La valorisation d’une Entreprise de Services du Numérique (ESN) ne se mesure pas uniquement à la lecture de ses bilans comptables. Elle dépend de critères financiers, mais aussi et surtout d’indicateurs métiers et extra-financiers.
Parmi ces leviers stratégiques, le ratio de salariés internes, par opposition aux sous-traitants, calculé sur l’ensemble de vos ressources facturables, exerce une influence directe et massive sur la valorisation finale.
Pourquoi les acquéreurs préfèrent-ils les salariés internes ?
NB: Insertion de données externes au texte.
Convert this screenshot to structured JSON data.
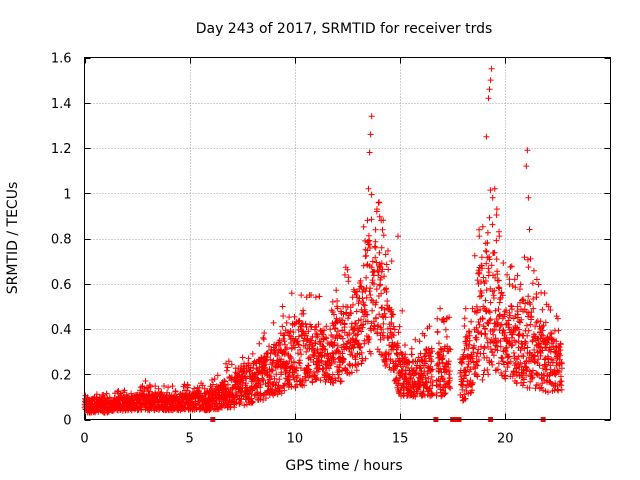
{
  "chart_data": {
    "type": "scatter",
    "title": "Day 243 of 2017, SRMTID for receiver trds",
    "xlabel": "GPS time / hours",
    "ylabel": "SRMTID / TECUs",
    "xlim": [
      0,
      25
    ],
    "ylim": [
      0,
      1.6
    ],
    "grid": true,
    "legend": "none",
    "marker": "+",
    "color": "#ff0000",
    "x_ticks": [
      0,
      5,
      10,
      15,
      20
    ],
    "x_tick_labels": [
      "0",
      "5",
      "10",
      "15",
      "20"
    ],
    "y_ticks": [
      0,
      0.2,
      0.4,
      0.6,
      0.8,
      1.0,
      1.2,
      1.4,
      1.6
    ],
    "y_tick_labels": [
      "0",
      "0.2",
      "0.4",
      "0.6",
      "0.8",
      "1",
      "1.2",
      "1.4",
      "1.6"
    ],
    "envelope": {
      "note": "approximate typical level (low, high) of the dense point cloud vs GPS time",
      "x": [
        0,
        1,
        2,
        3,
        4,
        5,
        6,
        7,
        8,
        9,
        10,
        11,
        12,
        13,
        13.5,
        14,
        14.5,
        15,
        15.5,
        16,
        17,
        18,
        18.5,
        19,
        19.5,
        20,
        21,
        22,
        22.7
      ],
      "low": [
        0.03,
        0.03,
        0.04,
        0.04,
        0.04,
        0.04,
        0.04,
        0.05,
        0.07,
        0.1,
        0.14,
        0.16,
        0.15,
        0.22,
        0.28,
        0.28,
        0.2,
        0.1,
        0.1,
        0.1,
        0.1,
        0.08,
        0.12,
        0.18,
        0.22,
        0.18,
        0.14,
        0.12,
        0.12
      ],
      "high": [
        0.1,
        0.09,
        0.1,
        0.12,
        0.11,
        0.12,
        0.13,
        0.2,
        0.25,
        0.32,
        0.45,
        0.42,
        0.45,
        0.6,
        0.8,
        0.75,
        0.55,
        0.3,
        0.25,
        0.3,
        0.35,
        0.3,
        0.55,
        0.8,
        0.75,
        0.5,
        0.55,
        0.4,
        0.35
      ]
    },
    "spikes": [
      [
        13.35,
        0.75
      ],
      [
        13.45,
        0.88
      ],
      [
        13.5,
        1.02
      ],
      [
        13.55,
        1.18
      ],
      [
        13.6,
        1.26
      ],
      [
        13.65,
        1.34
      ],
      [
        13.9,
        0.93
      ],
      [
        14.0,
        0.96
      ],
      [
        14.1,
        0.88
      ],
      [
        14.9,
        0.81
      ],
      [
        14.6,
        0.7
      ],
      [
        19.1,
        1.25
      ],
      [
        19.2,
        1.42
      ],
      [
        19.25,
        1.46
      ],
      [
        19.3,
        1.5
      ],
      [
        19.35,
        1.55
      ],
      [
        19.5,
        1.02
      ],
      [
        19.6,
        0.93
      ],
      [
        19.4,
        0.98
      ],
      [
        19.7,
        0.83
      ],
      [
        21.0,
        1.12
      ],
      [
        21.05,
        1.19
      ],
      [
        21.1,
        0.98
      ],
      [
        21.15,
        0.84
      ],
      [
        21.2,
        0.71
      ],
      [
        10.3,
        0.55
      ],
      [
        10.7,
        0.55
      ],
      [
        11.0,
        0.54
      ],
      [
        11.8,
        0.52
      ],
      [
        12.0,
        0.5
      ],
      [
        16.9,
        0.49
      ],
      [
        17.0,
        0.44
      ],
      [
        15.1,
        0.48
      ],
      [
        20.2,
        0.62
      ],
      [
        20.35,
        0.59
      ],
      [
        2.9,
        0.17
      ],
      [
        6.8,
        0.23
      ],
      [
        7.8,
        0.27
      ],
      [
        8.0,
        0.29
      ],
      [
        16.2,
        0.28
      ],
      [
        16.4,
        0.27
      ]
    ],
    "zero_markers": [
      6.1,
      16.7,
      17.5,
      17.65,
      17.8,
      19.3,
      21.8
    ]
  }
}
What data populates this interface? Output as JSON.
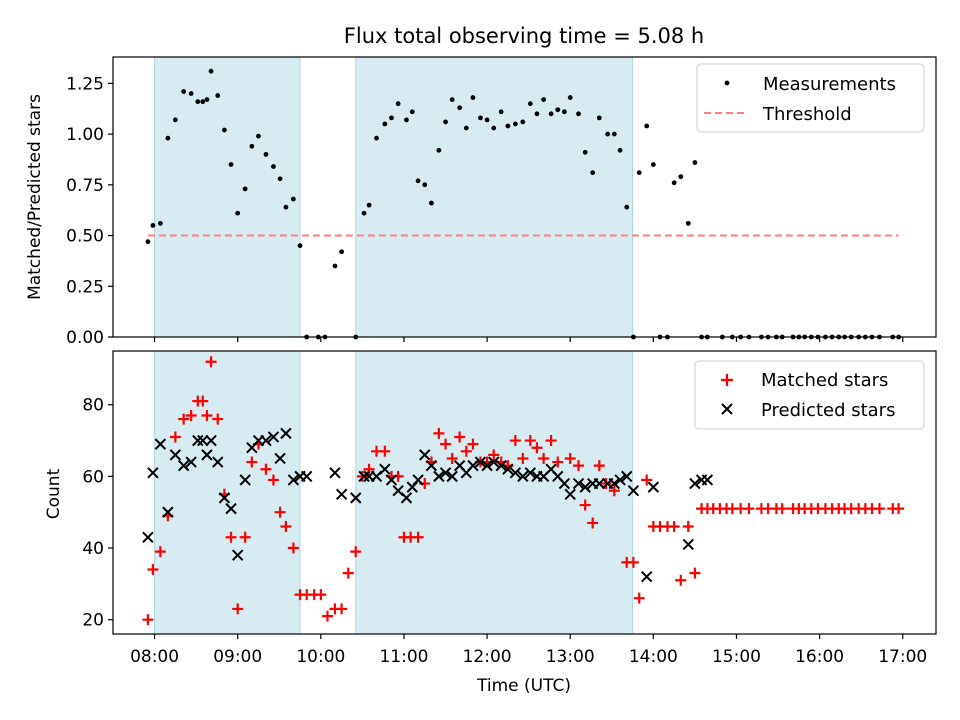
{
  "chart_data": [
    {
      "type": "scatter",
      "title": "Flux total observing time = 5.08 h",
      "xlabel": "",
      "ylabel": "Matched/Predicted stars",
      "xlim": [
        7.5,
        17.4
      ],
      "ylim": [
        0,
        1.38
      ],
      "xticks": [
        8,
        9,
        10,
        11,
        12,
        13,
        14,
        15,
        16,
        17
      ],
      "yticks": [
        0.0,
        0.25,
        0.5,
        0.75,
        1.0,
        1.25
      ],
      "ytick_labels": [
        "0.00",
        "0.25",
        "0.50",
        "0.75",
        "1.00",
        "1.25"
      ],
      "shaded_intervals": [
        [
          8.0,
          9.75
        ],
        [
          10.42,
          13.75
        ]
      ],
      "shade_color": "#add8e6",
      "legend_position": "upper right",
      "series": [
        {
          "name": "Measurements",
          "marker": "dot",
          "color": "#000000",
          "x": [
            7.92,
            7.98,
            8.07,
            8.16,
            8.25,
            8.35,
            8.44,
            8.52,
            8.58,
            8.63,
            8.68,
            8.76,
            8.84,
            8.92,
            9.0,
            9.09,
            9.17,
            9.25,
            9.34,
            9.43,
            9.51,
            9.58,
            9.67,
            9.75,
            9.83,
            9.97,
            10.05,
            10.17,
            10.25,
            10.42,
            10.52,
            10.58,
            10.67,
            10.77,
            10.85,
            10.93,
            11.03,
            11.1,
            11.17,
            11.25,
            11.33,
            11.42,
            11.5,
            11.58,
            11.67,
            11.75,
            11.83,
            11.92,
            12.0,
            12.08,
            12.17,
            12.25,
            12.34,
            12.43,
            12.52,
            12.6,
            12.68,
            12.77,
            12.85,
            12.93,
            13.0,
            13.1,
            13.18,
            13.27,
            13.35,
            13.45,
            13.53,
            13.6,
            13.68,
            13.76,
            13.83,
            13.92,
            14.0,
            14.08,
            14.17,
            14.25,
            14.33,
            14.42,
            14.5,
            14.58,
            14.65,
            14.83,
            14.95,
            15.05,
            15.15,
            15.3,
            15.38,
            15.48,
            15.55,
            15.68,
            15.75,
            15.82,
            15.9,
            15.98,
            16.07,
            16.15,
            16.23,
            16.3,
            16.38,
            16.47,
            16.55,
            16.63,
            16.72,
            16.88,
            16.95
          ],
          "y": [
            0.47,
            0.55,
            0.56,
            0.98,
            1.07,
            1.21,
            1.2,
            1.16,
            1.16,
            1.17,
            1.31,
            1.19,
            1.02,
            0.85,
            0.61,
            0.73,
            0.94,
            0.99,
            0.9,
            0.84,
            0.78,
            0.64,
            0.68,
            0.45,
            0.0,
            0.0,
            0.0,
            0.35,
            0.42,
            0.0,
            0.61,
            0.65,
            0.98,
            1.05,
            1.08,
            1.15,
            1.07,
            1.11,
            0.77,
            0.75,
            0.66,
            0.92,
            1.06,
            1.17,
            1.13,
            1.03,
            1.18,
            1.08,
            1.07,
            1.03,
            1.11,
            1.04,
            1.05,
            1.06,
            1.15,
            1.1,
            1.17,
            1.1,
            1.12,
            1.11,
            1.18,
            1.1,
            0.91,
            0.81,
            1.08,
            1.0,
            1.0,
            0.92,
            0.64,
            0.0,
            0.81,
            1.04,
            0.85,
            0.0,
            0.0,
            0.76,
            0.79,
            0.56,
            0.86,
            0.0,
            0.0,
            0.0,
            0.0,
            0.0,
            0.0,
            0.0,
            0.0,
            0.0,
            0.0,
            0.0,
            0.0,
            0.0,
            0.0,
            0.0,
            0.0,
            0.0,
            0.0,
            0.0,
            0.0,
            0.0,
            0.0,
            0.0,
            0.0,
            0.0,
            0.0
          ]
        },
        {
          "name": "Threshold",
          "marker": "dashed-line",
          "color": "#ff7f7f",
          "x": [
            7.92,
            16.95
          ],
          "y": [
            0.5,
            0.5
          ]
        }
      ]
    },
    {
      "type": "scatter",
      "title": "",
      "xlabel": "Time (UTC)",
      "ylabel": "Count",
      "xlim": [
        7.5,
        17.4
      ],
      "ylim": [
        16,
        95
      ],
      "xticks": [
        8,
        9,
        10,
        11,
        12,
        13,
        14,
        15,
        16,
        17
      ],
      "xtick_labels": [
        "08:00",
        "09:00",
        "10:00",
        "11:00",
        "12:00",
        "13:00",
        "14:00",
        "15:00",
        "16:00",
        "17:00"
      ],
      "yticks": [
        20,
        40,
        60,
        80
      ],
      "ytick_labels": [
        "20",
        "40",
        "60",
        "80"
      ],
      "shaded_intervals": [
        [
          8.0,
          9.75
        ],
        [
          10.42,
          13.75
        ]
      ],
      "shade_color": "#add8e6",
      "legend_position": "upper right",
      "series": [
        {
          "name": "Matched stars",
          "marker": "plus",
          "color": "#ff0000",
          "x": [
            7.92,
            7.98,
            8.07,
            8.16,
            8.25,
            8.35,
            8.44,
            8.52,
            8.58,
            8.63,
            8.68,
            8.76,
            8.84,
            8.92,
            9.0,
            9.09,
            9.17,
            9.25,
            9.34,
            9.43,
            9.51,
            9.58,
            9.67,
            9.75,
            9.83,
            9.92,
            10.0,
            10.08,
            10.17,
            10.25,
            10.33,
            10.42,
            10.5,
            10.58,
            10.67,
            10.77,
            10.85,
            10.93,
            11.0,
            11.08,
            11.17,
            11.25,
            11.33,
            11.42,
            11.5,
            11.58,
            11.67,
            11.75,
            11.83,
            11.92,
            12.0,
            12.08,
            12.17,
            12.25,
            12.34,
            12.43,
            12.52,
            12.6,
            12.68,
            12.77,
            12.85,
            13.0,
            13.1,
            13.18,
            13.27,
            13.35,
            13.43,
            13.53,
            13.68,
            13.76,
            13.83,
            13.92,
            14.0,
            14.08,
            14.17,
            14.25,
            14.33,
            14.42,
            14.5,
            14.58,
            14.65,
            14.72,
            14.8,
            14.88,
            14.95,
            15.05,
            15.15,
            15.3,
            15.38,
            15.48,
            15.55,
            15.68,
            15.75,
            15.82,
            15.9,
            15.98,
            16.07,
            16.15,
            16.23,
            16.3,
            16.38,
            16.47,
            16.55,
            16.63,
            16.72,
            16.88,
            16.95
          ],
          "y": [
            20,
            34,
            39,
            49,
            71,
            76,
            77,
            81,
            81,
            77,
            92,
            76,
            55,
            43,
            23,
            43,
            64,
            69,
            62,
            59,
            50,
            46,
            40,
            27,
            27,
            27,
            27,
            21,
            23,
            23,
            33,
            39,
            60,
            62,
            67,
            67,
            60,
            60,
            43,
            43,
            43,
            58,
            64,
            72,
            69,
            65,
            71,
            67,
            69,
            64,
            64,
            66,
            64,
            63,
            70,
            65,
            70,
            68,
            65,
            70,
            64,
            65,
            63,
            52,
            47,
            63,
            58,
            56,
            36,
            36,
            26,
            59,
            46,
            46,
            46,
            46,
            31,
            46,
            33,
            51,
            51,
            51,
            51,
            51,
            51,
            51,
            51,
            51,
            51,
            51,
            51,
            51,
            51,
            51,
            51,
            51,
            51,
            51,
            51,
            51,
            51,
            51,
            51,
            51,
            51,
            51,
            51
          ]
        },
        {
          "name": "Predicted stars",
          "marker": "x",
          "color": "#000000",
          "x": [
            7.92,
            7.98,
            8.07,
            8.16,
            8.25,
            8.35,
            8.44,
            8.52,
            8.58,
            8.63,
            8.68,
            8.76,
            8.84,
            8.92,
            9.0,
            9.09,
            9.17,
            9.25,
            9.34,
            9.43,
            9.51,
            9.58,
            9.67,
            9.75,
            9.83,
            10.17,
            10.25,
            10.42,
            10.52,
            10.58,
            10.67,
            10.77,
            10.85,
            10.93,
            11.03,
            11.1,
            11.17,
            11.25,
            11.33,
            11.42,
            11.5,
            11.58,
            11.67,
            11.75,
            11.83,
            11.92,
            12.0,
            12.08,
            12.17,
            12.25,
            12.34,
            12.43,
            12.52,
            12.6,
            12.68,
            12.77,
            12.85,
            12.93,
            13.0,
            13.1,
            13.18,
            13.27,
            13.35,
            13.45,
            13.53,
            13.6,
            13.68,
            13.76,
            13.92,
            14.0,
            14.42,
            14.5,
            14.58,
            14.65
          ],
          "y": [
            43,
            61,
            69,
            50,
            66,
            63,
            64,
            70,
            70,
            66,
            70,
            64,
            54,
            51,
            38,
            59,
            68,
            70,
            70,
            71,
            65,
            72,
            59,
            60,
            60,
            61,
            55,
            54,
            60,
            60,
            60,
            62,
            59,
            56,
            54,
            57,
            59,
            66,
            63,
            60,
            61,
            60,
            63,
            61,
            63,
            64,
            63,
            64,
            63,
            62,
            61,
            60,
            61,
            60,
            60,
            62,
            60,
            58,
            55,
            58,
            57,
            58,
            58,
            58,
            58,
            59,
            60,
            56,
            32,
            57,
            41,
            58,
            59,
            59
          ]
        }
      ]
    }
  ]
}
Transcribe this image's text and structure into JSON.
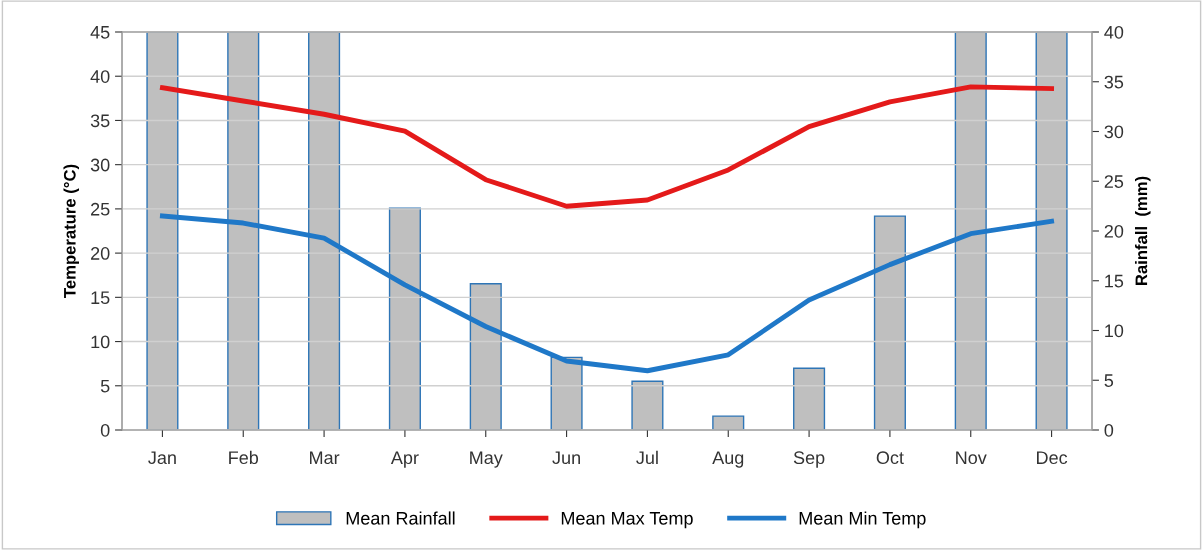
{
  "chart_data": {
    "type": "line",
    "ylabel": "Temperature (°C)",
    "y2label": "Rainfall  (mm)",
    "categories": [
      "Jan",
      "Feb",
      "Mar",
      "Apr",
      "May",
      "Jun",
      "Jul",
      "Aug",
      "Sep",
      "Oct",
      "Nov",
      "Dec"
    ],
    "series": [
      {
        "name": "Mean Rainfall",
        "type": "bar",
        "axis": "y2",
        "color": "#bfbfbf",
        "values": [
          40,
          40,
          40,
          22.3,
          14.7,
          7.3,
          4.9,
          1.4,
          6.2,
          21.5,
          40,
          40
        ]
      },
      {
        "name": "Mean Max Temp",
        "color": "#e41a1a",
        "values": [
          38.7,
          37.2,
          35.7,
          33.8,
          28.3,
          25.3,
          26.0,
          29.4,
          34.3,
          37.1,
          38.8,
          38.6
        ]
      },
      {
        "name": "Mean Min Temp",
        "color": "#1f78c8",
        "values": [
          24.2,
          23.4,
          21.7,
          16.4,
          11.7,
          7.8,
          6.7,
          8.5,
          14.7,
          18.7,
          22.2,
          23.6
        ]
      }
    ],
    "ylim": [
      0,
      45
    ],
    "yticks": [
      0,
      5,
      10,
      15,
      20,
      25,
      30,
      35,
      40,
      45
    ],
    "y2lim": [
      0,
      40
    ],
    "y2ticks": [
      0,
      5,
      10,
      15,
      20,
      25,
      30,
      35,
      40
    ],
    "grid": "y",
    "legend": "bottom",
    "marker": "none",
    "line_style": "solid"
  }
}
Pour un candidat-acquéreur, une ESN qui s’appuie majoritairement sur des consultants en CDI représente un investissement nettement plus sécurisant :
- Pérennité du savoir-faire : L’expertise technique et fonctionnelle reste capitalisée au sein de l’entreprise au lieu de s’évaporer à la fin d’un contrat de sous-traitance.
- Fidélisation des talents : Les salariés affichent un sentiment d’appartenance plus fort, ce qui limite le risque de démissions en cascade lors du changement d’actionnariat.
- Contrôle de la valeur : Le repreneur achète une véritable structure humaine et managériale, et non une simple agence de mise en relation de freelances.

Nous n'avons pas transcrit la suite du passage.